1aAO13. Horizontal multipaths caused by mesoscale structure and their effects on global tomography with near-axial paths.

F. D. Tappert

Appl. Marine Phys., Univ. Miami, RSMAS, 4600 Rickenbacker Cswy., Miami, FL 33149

M. A. Wolfson

Penn State Univ., University Park, PA 16802

The optimistic and questionable assumption that the lowest acoustic normal modes are adiabatic is used. Then, for each low mode a parabolic wave equation in the horizontal plane is derived that contains lateral variability of sound speed near the sound channel axis caused by mesoscale structure that is modeled by homogeneous and isotropic fluctuations having a single scale length, L~100 km.

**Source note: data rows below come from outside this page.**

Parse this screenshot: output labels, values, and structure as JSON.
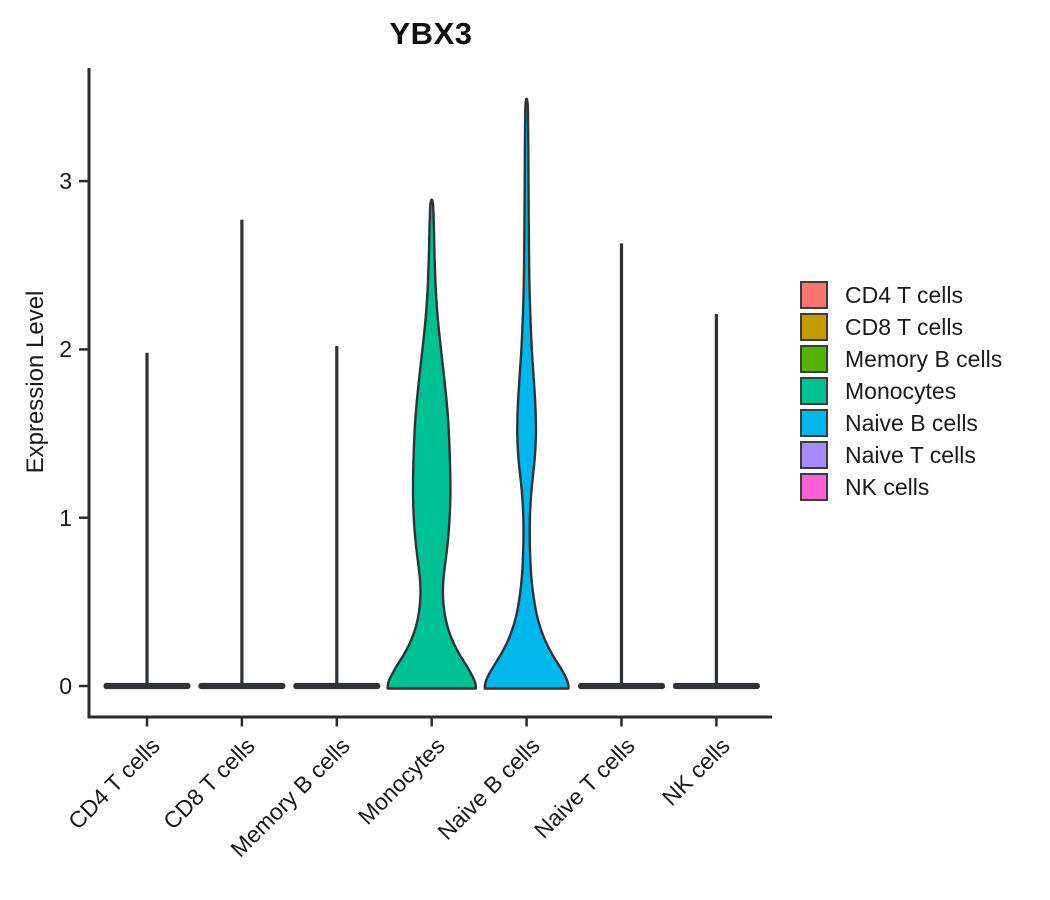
{
  "chart_data": {
    "type": "violin",
    "title": "YBX3",
    "xlabel": "",
    "ylabel": "Expression Level",
    "yticks": [
      0,
      1,
      2,
      3
    ],
    "ylim": [
      0,
      3.6
    ],
    "grid": false,
    "legend_position": "right",
    "categories": [
      "CD4 T cells",
      "CD8 T cells",
      "Memory B cells",
      "Monocytes",
      "Naive B cells",
      "Naive T cells",
      "NK cells"
    ],
    "outline_color": "#2F3337",
    "axis_color": "#2B2B2B",
    "text_color": "#1A1A1A",
    "series": [
      {
        "name": "CD4 T cells",
        "color": "#F8766D",
        "shape": "spike",
        "max_expression": 1.98
      },
      {
        "name": "CD8 T cells",
        "color": "#C49A00",
        "shape": "spike",
        "max_expression": 2.77
      },
      {
        "name": "Memory B cells",
        "color": "#53B400",
        "shape": "spike",
        "max_expression": 2.02
      },
      {
        "name": "Monocytes",
        "color": "#00C094",
        "shape": "violin",
        "max_expression": 2.89,
        "profile": [
          [
            0.0,
            0.98
          ],
          [
            0.03,
            0.96
          ],
          [
            0.07,
            0.88
          ],
          [
            0.12,
            0.78
          ],
          [
            0.18,
            0.63
          ],
          [
            0.25,
            0.49
          ],
          [
            0.32,
            0.385
          ],
          [
            0.4,
            0.305
          ],
          [
            0.48,
            0.26
          ],
          [
            0.56,
            0.245
          ],
          [
            0.64,
            0.26
          ],
          [
            0.72,
            0.295
          ],
          [
            0.8,
            0.335
          ],
          [
            0.9,
            0.375
          ],
          [
            1.0,
            0.4
          ],
          [
            1.1,
            0.415
          ],
          [
            1.25,
            0.415
          ],
          [
            1.4,
            0.4
          ],
          [
            1.55,
            0.375
          ],
          [
            1.7,
            0.33
          ],
          [
            1.85,
            0.27
          ],
          [
            2.0,
            0.205
          ],
          [
            2.15,
            0.145
          ],
          [
            2.3,
            0.1
          ],
          [
            2.45,
            0.075
          ],
          [
            2.6,
            0.058
          ],
          [
            2.75,
            0.047
          ],
          [
            2.89,
            0.03
          ]
        ]
      },
      {
        "name": "Naive B cells",
        "color": "#00B6EB",
        "shape": "violin",
        "max_expression": 3.49,
        "profile": [
          [
            0.0,
            0.93
          ],
          [
            0.03,
            0.91
          ],
          [
            0.08,
            0.82
          ],
          [
            0.14,
            0.68
          ],
          [
            0.2,
            0.54
          ],
          [
            0.27,
            0.41
          ],
          [
            0.34,
            0.31
          ],
          [
            0.42,
            0.225
          ],
          [
            0.5,
            0.17
          ],
          [
            0.6,
            0.12
          ],
          [
            0.7,
            0.09
          ],
          [
            0.8,
            0.075
          ],
          [
            0.9,
            0.068
          ],
          [
            1.0,
            0.072
          ],
          [
            1.1,
            0.088
          ],
          [
            1.2,
            0.12
          ],
          [
            1.3,
            0.165
          ],
          [
            1.4,
            0.195
          ],
          [
            1.5,
            0.21
          ],
          [
            1.6,
            0.205
          ],
          [
            1.7,
            0.19
          ],
          [
            1.8,
            0.165
          ],
          [
            1.9,
            0.14
          ],
          [
            2.0,
            0.115
          ],
          [
            2.15,
            0.09
          ],
          [
            2.3,
            0.07
          ],
          [
            2.5,
            0.055
          ],
          [
            2.7,
            0.05
          ],
          [
            2.9,
            0.045
          ],
          [
            3.1,
            0.04
          ],
          [
            3.3,
            0.034
          ],
          [
            3.49,
            0.027
          ]
        ]
      },
      {
        "name": "Naive T cells",
        "color": "#A58AFF",
        "shape": "spike",
        "max_expression": 2.63
      },
      {
        "name": "NK cells",
        "color": "#FB61D7",
        "shape": "spike",
        "max_expression": 2.21
      }
    ]
  }
}
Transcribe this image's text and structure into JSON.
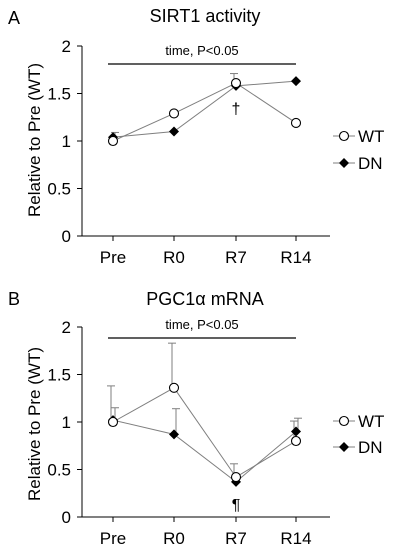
{
  "chart_data": [
    {
      "type": "line",
      "panel_label": "A",
      "title": "SIRT1 activity",
      "xlabel": "",
      "ylabel": "Relative to Pre (WT)",
      "categories": [
        "Pre",
        "R0",
        "R7",
        "R14"
      ],
      "ylim": [
        0,
        2
      ],
      "yticks": [
        "0",
        "0.5",
        "1",
        "1.5",
        "2"
      ],
      "annotation": "time, P<0.05",
      "markers": [
        {
          "text": "†",
          "category": "R7"
        }
      ],
      "legend_position": "right",
      "series": [
        {
          "name": "WT",
          "marker": "open-circle",
          "values": [
            1.0,
            1.29,
            1.61,
            1.19
          ],
          "err_up": [
            0.0,
            0.0,
            0.1,
            0.0
          ],
          "err_down": [
            0.0,
            0.0,
            0.0,
            0.0
          ]
        },
        {
          "name": "DN",
          "marker": "filled-diamond",
          "values": [
            1.04,
            1.1,
            1.58,
            1.63
          ],
          "err_up": [
            0.05,
            0.0,
            0.0,
            0.0
          ],
          "err_down": [
            0.0,
            0.0,
            0.0,
            0.0
          ]
        }
      ]
    },
    {
      "type": "line",
      "panel_label": "B",
      "title": "PGC1α mRNA",
      "xlabel": "",
      "ylabel": "Relative to Pre (WT)",
      "categories": [
        "Pre",
        "R0",
        "R7",
        "R14"
      ],
      "ylim": [
        0,
        2
      ],
      "yticks": [
        "0",
        "0.5",
        "1",
        "1.5",
        "2"
      ],
      "annotation": "time, P<0.05",
      "markers": [
        {
          "text": "¶",
          "category": "R7"
        }
      ],
      "legend_position": "right",
      "series": [
        {
          "name": "WT",
          "marker": "open-circle",
          "values": [
            1.0,
            1.36,
            0.42,
            0.8
          ],
          "err_up": [
            0.38,
            0.47,
            0.14,
            0.21
          ],
          "err_down": [
            0.0,
            0.0,
            0.0,
            0.0
          ]
        },
        {
          "name": "DN",
          "marker": "filled-diamond",
          "values": [
            1.02,
            0.87,
            0.37,
            0.9
          ],
          "err_up": [
            0.13,
            0.27,
            0.05,
            0.14
          ],
          "err_down": [
            0.0,
            0.0,
            0.0,
            0.0
          ]
        }
      ]
    }
  ]
}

In the geometrical acoustics limit, horizontal rays are found to be chaotic with the growth rate (Lyapunov exponent) given by (nu)~(epsilon)[sup 2/3]/L, where (epsilon)~5x10[sup -3] is the rms sound speed fluctuation. Horizontal multipaths begin at the focal range, r[sub f]~(nu)[sup -1]~3 Mm, and thereafter the number of horizontal multipaths per mode increases exponentially at the rate (nu) until diffraction effects limit this ray chaos. Full saturation is found to occur at the ``log range,'' r[sub s]~r[sub f] ln(L[sup 2]/(lambda)r[sub f])~14 Mm, for the acoustic wavelength (lambda)~30 m. Since mode coupling is neglected, this saturation range is a hard upper bound for doing global ocean acoustic tomography with near-axial paths. [Work supported by ONR and ARPA.]